Couto dos Santos, deputado do PSD e Presidente do Conselho de Administração da Assembleia da República, em 2011, representa bem a falta de sensibilidade e estupidez ambiental de alguns dos nossos políticos: “É um absurdo populista que até custa a acreditar que venha de deputados”, referindo-se à proposta de implementar o consumo da água da torneira no parlamento. “Se isso é a resolução dos problemas do país? Temos tanto para nos ocupar.”
Temos tanto para nos ocupar que alguns de nós se esqueceram de tratar da nossa casa, do nosso Planeta. Salvar o Planeta tem que passar a ser uma prioridade de todos.
Questiono-me hoje se seria também este o “pântano” a que António Guterres (hoje Secretário Geral da ONU, por mérito próprio, e um dos principais defensores do nosso planeta) se referiu quando abandonou, em 2001, as funções de Primeiro-Ministro de Portugal. É que o “pântano” está na falta de valores, na falta de princípios e na falta de ética. Está na forma em como nos comportamos e em como vivemos!
Hoje tenho uma certeza: António Guterres, Marcelo Rebelo de Sousa, António Costa, eu e 87,5% da população portuguesa bebem água da torneira, porque é a melhor, a mais segura, a mais barata e a mais amiga do ambiente.
Afinal, quem é que encontra, nos dias de hoje, uma razão válida para pedir água engarrafada?
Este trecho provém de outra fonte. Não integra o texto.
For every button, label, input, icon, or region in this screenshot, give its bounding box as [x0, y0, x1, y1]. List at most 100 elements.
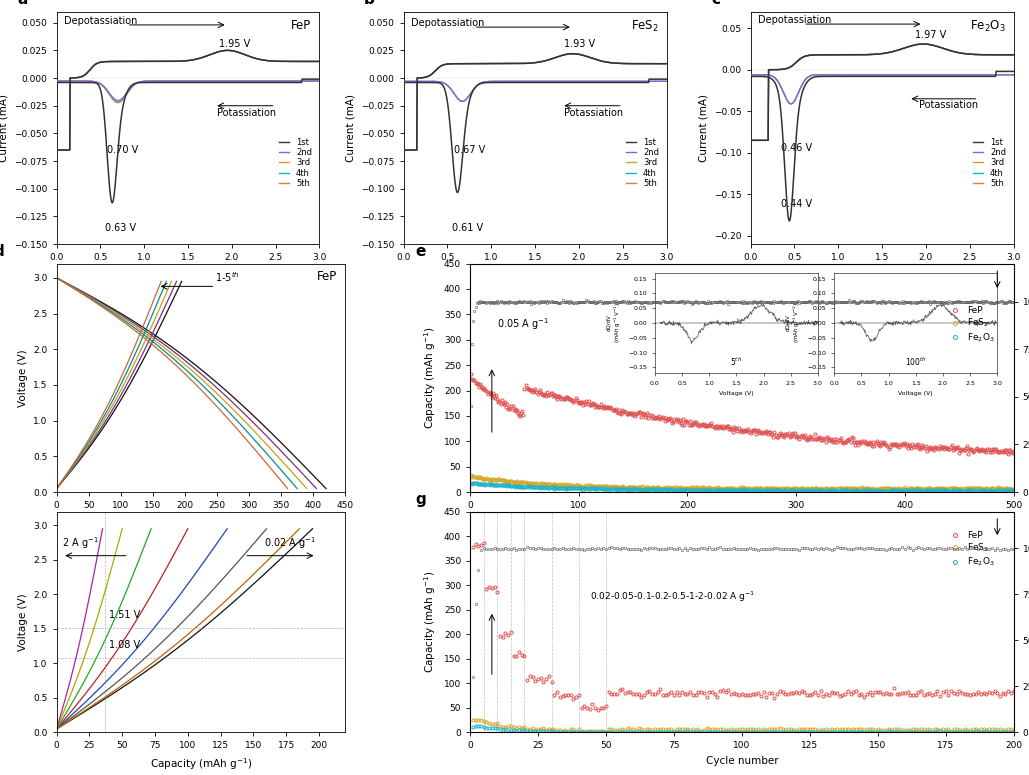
Legend: 1st, 2nd, 3rd, 4th, 5th: 1st, 2nd, 3rd, 4th, 5th — [970, 134, 1009, 191]
Text: Depotassiation: Depotassiation — [411, 19, 484, 28]
FeP — [722, 424, 735, 433]
FeP — [491, 587, 503, 597]
Fe$_2$O$_3$ — [570, 727, 582, 736]
Fe$_2$O$_3$ — [986, 727, 998, 736]
Legend: 1st, 2nd, 3rd, 4th, 5th: 1st, 2nd, 3rd, 4th, 5th — [623, 134, 663, 191]
FeS$_2$ — [467, 715, 480, 725]
FeP — [725, 424, 738, 433]
FeS$_2$ — [465, 470, 477, 480]
Fe$_2$O$_3$ — [758, 487, 771, 496]
Text: 1.95 V: 1.95 V — [219, 39, 250, 49]
FeP — [788, 431, 801, 440]
Text: 0.61 V: 0.61 V — [452, 223, 483, 232]
Line: FeS$_2$: FeS$_2$ — [469, 474, 1015, 491]
FeP — [616, 684, 629, 694]
Fe$_2$O$_3$ — [1007, 727, 1020, 736]
FeP — [1007, 687, 1020, 696]
X-axis label: Specific capacity (mAh g$^{-1}$): Specific capacity (mAh g$^{-1}$) — [129, 515, 274, 532]
Fe$_2$O$_3$ — [788, 486, 801, 495]
Text: 0.05 A g$^{-1}$: 0.05 A g$^{-1}$ — [497, 315, 549, 332]
Text: Potassiation: Potassiation — [216, 108, 276, 118]
Fe$_2$O$_3$ — [725, 485, 738, 494]
FeS$_2$ — [1007, 725, 1020, 735]
Line: FeP: FeP — [469, 373, 1015, 455]
FeS$_2$ — [983, 725, 995, 734]
FeP — [477, 539, 490, 548]
Fe$_2$O$_3$ — [944, 487, 956, 496]
Text: Potassiation: Potassiation — [564, 108, 623, 118]
Fe$_2$O$_3$ — [1007, 486, 1020, 495]
FeP — [995, 447, 1007, 456]
Text: Depotassiation: Depotassiation — [64, 16, 137, 26]
X-axis label: Cycle number: Cycle number — [706, 756, 778, 766]
Y-axis label: Capacity (mAh g$^{-1}$): Capacity (mAh g$^{-1}$) — [423, 326, 438, 429]
FeS$_2$ — [788, 484, 801, 493]
FeS$_2$ — [613, 725, 626, 734]
Legend: 1st, 2nd, 3rd, 4th, 5th: 1st, 2nd, 3rd, 4th, 5th — [276, 134, 315, 191]
Fe$_2$O$_3$ — [722, 486, 735, 495]
FeS$_2$ — [499, 722, 511, 732]
Text: 0.02 A g$^{-1}$: 0.02 A g$^{-1}$ — [264, 536, 317, 551]
FeS$_2$ — [722, 484, 735, 493]
Fe$_2$O$_3$ — [616, 727, 629, 736]
X-axis label: Voltage (V vs K$^+$/K): Voltage (V vs K$^+$/K) — [136, 267, 240, 283]
Legend: FeP, FeS$_2$, Fe$_2$O$_3$: FeP, FeS$_2$, Fe$_2$O$_3$ — [947, 302, 998, 347]
FeP — [592, 705, 604, 715]
Fe$_2$O$_3$ — [472, 722, 485, 731]
FeP — [758, 428, 771, 437]
Text: e: e — [416, 244, 426, 259]
Fe$_2$O$_3$ — [910, 487, 922, 496]
Text: 1.08 V: 1.08 V — [109, 640, 140, 650]
Text: FeP: FeP — [291, 19, 312, 32]
FeP — [910, 442, 922, 451]
Legend: FeP, FeS$_2$, Fe$_2$O$_3$: FeP, FeS$_2$, Fe$_2$O$_3$ — [947, 527, 998, 572]
FeS$_2$ — [725, 484, 738, 493]
X-axis label: Voltage (V vs K$^+$/K): Voltage (V vs K$^+$/K) — [484, 267, 587, 283]
Fe$_2$O$_3$ — [502, 725, 514, 734]
Text: 0.67 V: 0.67 V — [455, 146, 486, 155]
Text: FeS$_2$: FeS$_2$ — [631, 19, 659, 33]
FeS$_2$ — [995, 484, 1007, 493]
FeP — [467, 542, 480, 552]
Fe$_2$O$_3$ — [600, 728, 612, 737]
Y-axis label: Voltage (V): Voltage (V) — [17, 349, 28, 407]
FeS$_2$ — [758, 484, 771, 493]
FeS$_2$ — [567, 725, 579, 734]
Text: Fe$_2$O$_3$: Fe$_2$O$_3$ — [970, 19, 1005, 33]
Y-axis label: Current (mA): Current (mA) — [0, 94, 8, 162]
FeP — [465, 370, 477, 379]
Text: 0.70 V: 0.70 V — [107, 146, 139, 155]
X-axis label: Cycle number: Cycle number — [706, 515, 778, 525]
Fe$_2$O$_3$ — [465, 478, 477, 487]
Line: Fe$_2$O$_3$: Fe$_2$O$_3$ — [469, 481, 1015, 493]
Fe$_2$O$_3$ — [966, 727, 979, 736]
Y-axis label: Current (mA): Current (mA) — [346, 94, 356, 162]
FeS$_2$ — [1007, 484, 1020, 494]
Line: FeP: FeP — [471, 542, 1015, 711]
FeP — [570, 692, 582, 701]
Text: FeP: FeP — [316, 270, 336, 284]
Text: 0.46 V: 0.46 V — [781, 143, 813, 153]
Y-axis label: Voltage (V): Voltage (V) — [17, 593, 28, 651]
X-axis label: Voltage (V vs K$^+$/K): Voltage (V vs K$^+$/K) — [830, 267, 934, 283]
Line: Fe$_2$O$_3$: Fe$_2$O$_3$ — [471, 725, 1015, 734]
Text: 0.63 V: 0.63 V — [105, 223, 136, 232]
Text: Depotassiation: Depotassiation — [757, 15, 831, 25]
Text: g: g — [416, 492, 427, 507]
Y-axis label: Current (mA): Current (mA) — [699, 94, 708, 162]
Text: 1.97 V: 1.97 V — [915, 30, 946, 40]
Text: 0.02-0.05-0.1-0.2-0.5-1-2-0.02 A g$^{-1}$: 0.02-0.05-0.1-0.2-0.5-1-2-0.02 A g$^{-1}… — [590, 590, 755, 604]
Y-axis label: Capacity (mAh g$^{-1}$): Capacity (mAh g$^{-1}$) — [423, 570, 438, 673]
FeS$_2$ — [911, 483, 923, 492]
Fe$_2$O$_3$ — [995, 486, 1007, 495]
FeP — [1007, 446, 1020, 456]
Text: Potassiation: Potassiation — [919, 101, 979, 111]
Fe$_2$O$_3$ — [467, 722, 480, 731]
Text: 1-5$^{th}$: 1-5$^{th}$ — [215, 270, 240, 284]
Text: a: a — [17, 0, 28, 7]
Fe$_2$O$_3$ — [491, 723, 503, 732]
FeS$_2$ — [578, 727, 591, 736]
Line: FeS$_2$: FeS$_2$ — [471, 718, 1015, 733]
X-axis label: Capacity (mAh g$^{-1}$): Capacity (mAh g$^{-1}$) — [149, 756, 252, 772]
Text: 0.44 V: 0.44 V — [781, 198, 813, 208]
Só nos locais onde não nos é dado acesso à água da torneira! É por isso que é determinante apostar numa rede de bebedouros públicos de âmbito municipal, regional e nacional. Nos jardins, nas praias, nas empresas, nos ginásios, nas repartições públicas, nas escolas, nos hospitais, em todos os eventos ou festas de concentração massiva de pessoas num só local, em todo o lado. E já agora, também na Assembleia da República, que é um bocadinho da nossa casa. Defender o nosso Planeta e o interesse público são desígnios imprescindíveis num político que se preze.